A major obstacle to preventing the sexual abuse of children is getting people to realize that it is a common problem.
A local survey released this month shows that Rochester-area residents believe child sexual abuse is “more of a national problem than a significant issue in Rochester” and more of a problem in low-income communities.
That’s not true, said Mary Whittier, Bivona Child Advocacy Center executive director, who is preparing for her group’s sixth annual Summit on Child Abuse next month.
“Child sexual abuse does not discriminate by income, education level or neighborhood,” Whittier said in a release from the Ad Council of Rochester. “Every year, we work with children from all parts of the greater Rochester community: from all races and ethnicities and from all types of home settings. In 2013, we served 1,600 children. Since it is estimated that only 1 in 10 children ever disclose, the actual number of children abused in our community may be as high as 16,000.”

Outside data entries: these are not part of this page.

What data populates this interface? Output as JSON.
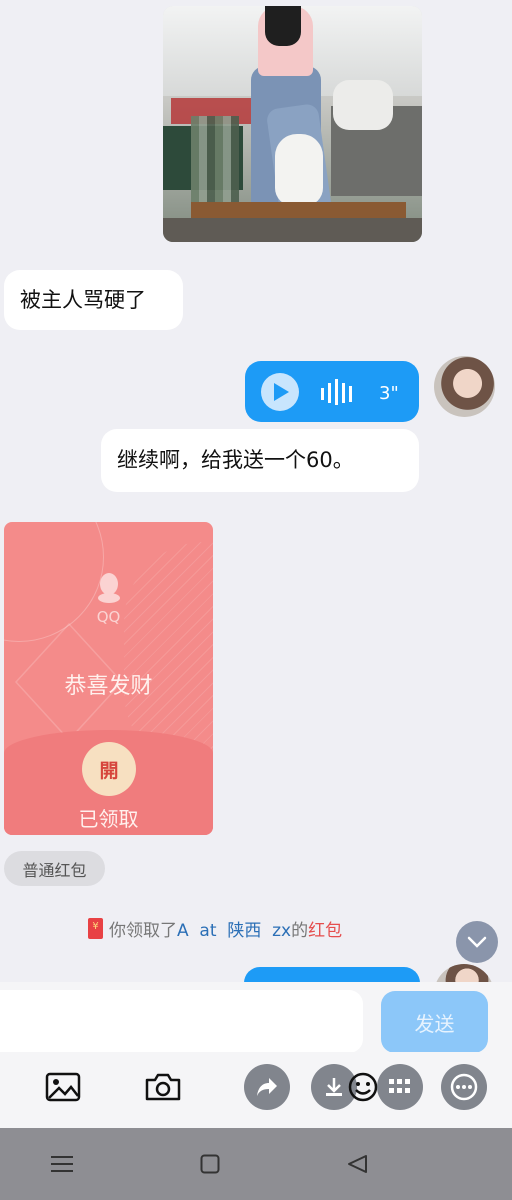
{
  "messages": {
    "text_1": "被主人骂硬了",
    "voice_duration": "3\"",
    "text_2": "继续啊，给我送一个60。"
  },
  "red_packet": {
    "logo_text": "QQ",
    "greeting": "恭喜发财",
    "open_label": "開",
    "status": "已领取",
    "type_tag": "普通红包"
  },
  "notice": {
    "prefix": "你领取了",
    "name": "A  at  陕西  zx",
    "mid": "的",
    "suffix": "红包"
  },
  "input": {
    "send_label": "发送"
  },
  "icons": {
    "toolbar": [
      "image-icon",
      "camera-icon",
      "share-icon",
      "download-icon",
      "emoji-icon",
      "grid-icon",
      "more-icon"
    ],
    "nav": [
      "menu-icon",
      "home-icon",
      "back-icon"
    ]
  },
  "colors": {
    "accent": "#1d9bf6",
    "red_packet": "#f48b8a",
    "send_disabled": "#8cc7f9"
  }
}
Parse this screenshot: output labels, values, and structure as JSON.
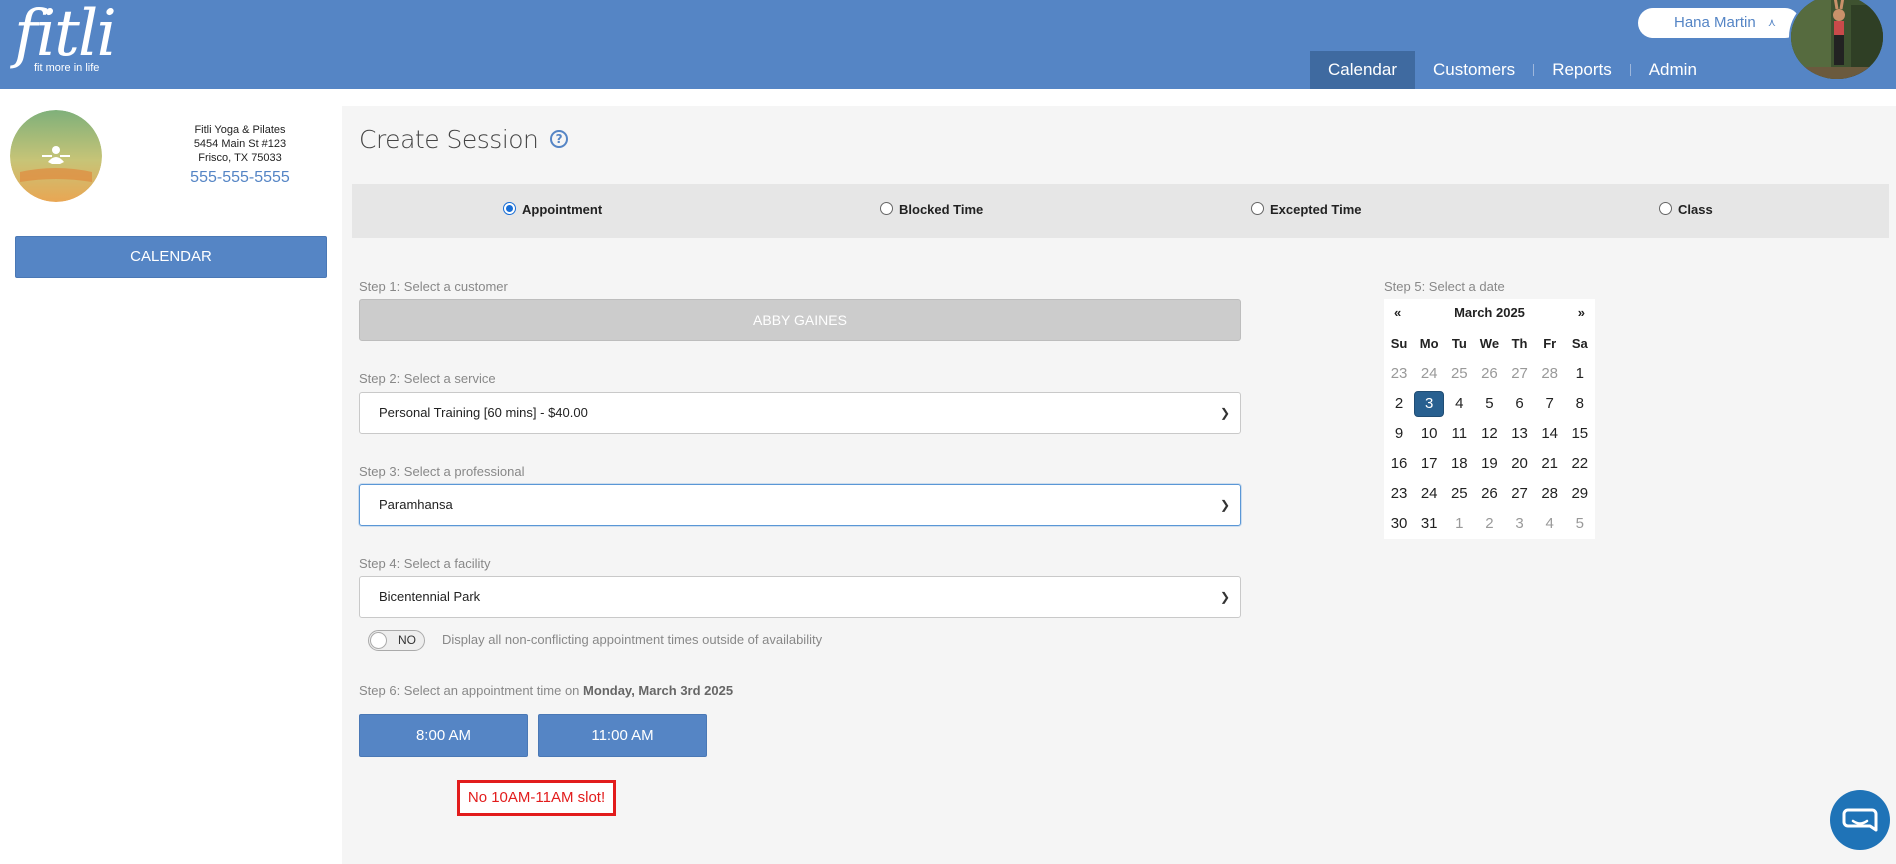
{
  "header": {
    "logo_word": "fitli",
    "logo_tagline": "fit more in life",
    "user_name": "Hana Martin",
    "nav": [
      "Calendar",
      "Customers",
      "Reports",
      "Admin"
    ],
    "active_nav": "Calendar"
  },
  "business": {
    "name": "Fitli Yoga & Pilates",
    "address1": "5454 Main St #123",
    "address2": "Frisco, TX 75033",
    "phone": "555-555-5555",
    "logo_text": "FITLI YOGA & PILATES"
  },
  "sidebar": {
    "calendar_button": "CALENDAR"
  },
  "page": {
    "title": "Create Session",
    "help_glyph": "?"
  },
  "session_types": {
    "options": [
      "Appointment",
      "Blocked Time",
      "Excepted Time",
      "Class"
    ],
    "selected": "Appointment"
  },
  "steps": {
    "step1_label": "Step 1: Select a customer",
    "customer": "ABBY GAINES",
    "step2_label": "Step 2: Select a service",
    "service": "Personal Training [60 mins] - $40.00",
    "step3_label": "Step 3: Select a professional",
    "professional": "Paramhansa",
    "step4_label": "Step 4: Select a facility",
    "facility": "Bicentennial Park",
    "toggle_state": "NO",
    "toggle_description": "Display all non-conflicting appointment times outside of availability",
    "step5_label": "Step 5: Select a date",
    "step6_label": "Step 6: Select an appointment time on",
    "step6_date": "Monday, March 3rd 2025"
  },
  "times": [
    "8:00 AM",
    "11:00 AM"
  ],
  "annotation": "No 10AM-11AM slot!",
  "calendar": {
    "title": "March 2025",
    "prev": "«",
    "next": "»",
    "weekdays": [
      "Su",
      "Mo",
      "Tu",
      "We",
      "Th",
      "Fr",
      "Sa"
    ],
    "selected_day": "3",
    "weeks": [
      [
        "23",
        "24",
        "25",
        "26",
        "27",
        "28",
        "1"
      ],
      [
        "2",
        "3",
        "4",
        "5",
        "6",
        "7",
        "8"
      ],
      [
        "9",
        "10",
        "11",
        "12",
        "13",
        "14",
        "15"
      ],
      [
        "16",
        "17",
        "18",
        "19",
        "20",
        "21",
        "22"
      ],
      [
        "23",
        "24",
        "25",
        "26",
        "27",
        "28",
        "29"
      ],
      [
        "30",
        "31",
        "1",
        "2",
        "3",
        "4",
        "5"
      ]
    ]
  },
  "colors": {
    "brand": "#5585c5",
    "active_nav": "#3f6aa0",
    "selected_day": "#286090",
    "alert": "#e21c1c",
    "chat": "#1f73b7"
  },
  "icons": {
    "help": "help-circle-icon",
    "chevron": "chevron-down-icon",
    "chat": "chat-bubble-icon"
  }
}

Todd Butler, president and CEO of the Ad Council of Rochester, which sponsored the survey, agreed.
“This survey shows we have a lot of work to do to ensure people understand that child sexual abuse happens more often than they think, and that there are resources available to help guide both adults and children through these difficult and sometimes ambiguous situations,” Butler said. “We’ve been working with a broad collaborative to develop a strategy that will give adults in our community access to the resources they need to protect children.”
• Those at lower income levels saw child sexual abuse as a bigger concern than those at higher income levels, at 27 percent vs. 21 percent, respectively.
• Most area residents say they are confident they would know what to do to report suspected child sexual abuse, with reporting to law enforcement the most frequently mentioned action.
• Those from upper incomes and with college degrees are slightly less confident that they would know what to do to respond.
• All audiences also are much more likely to report incidents when they have direct evidence of abuse than when they merely suspect it (96 percent vs. 55 percent).
• The largest barriers to reporting abuse are all related to a lack of certainty (lack of proof, fear of being wrong, etc.).
“The study clearly shows that area residents want direct proof of abuse before they report the incident,” the release reads.
This study was done online of Rochester-area adults age 18 and older and included 226 respondents from the nine-county greater Rochester region.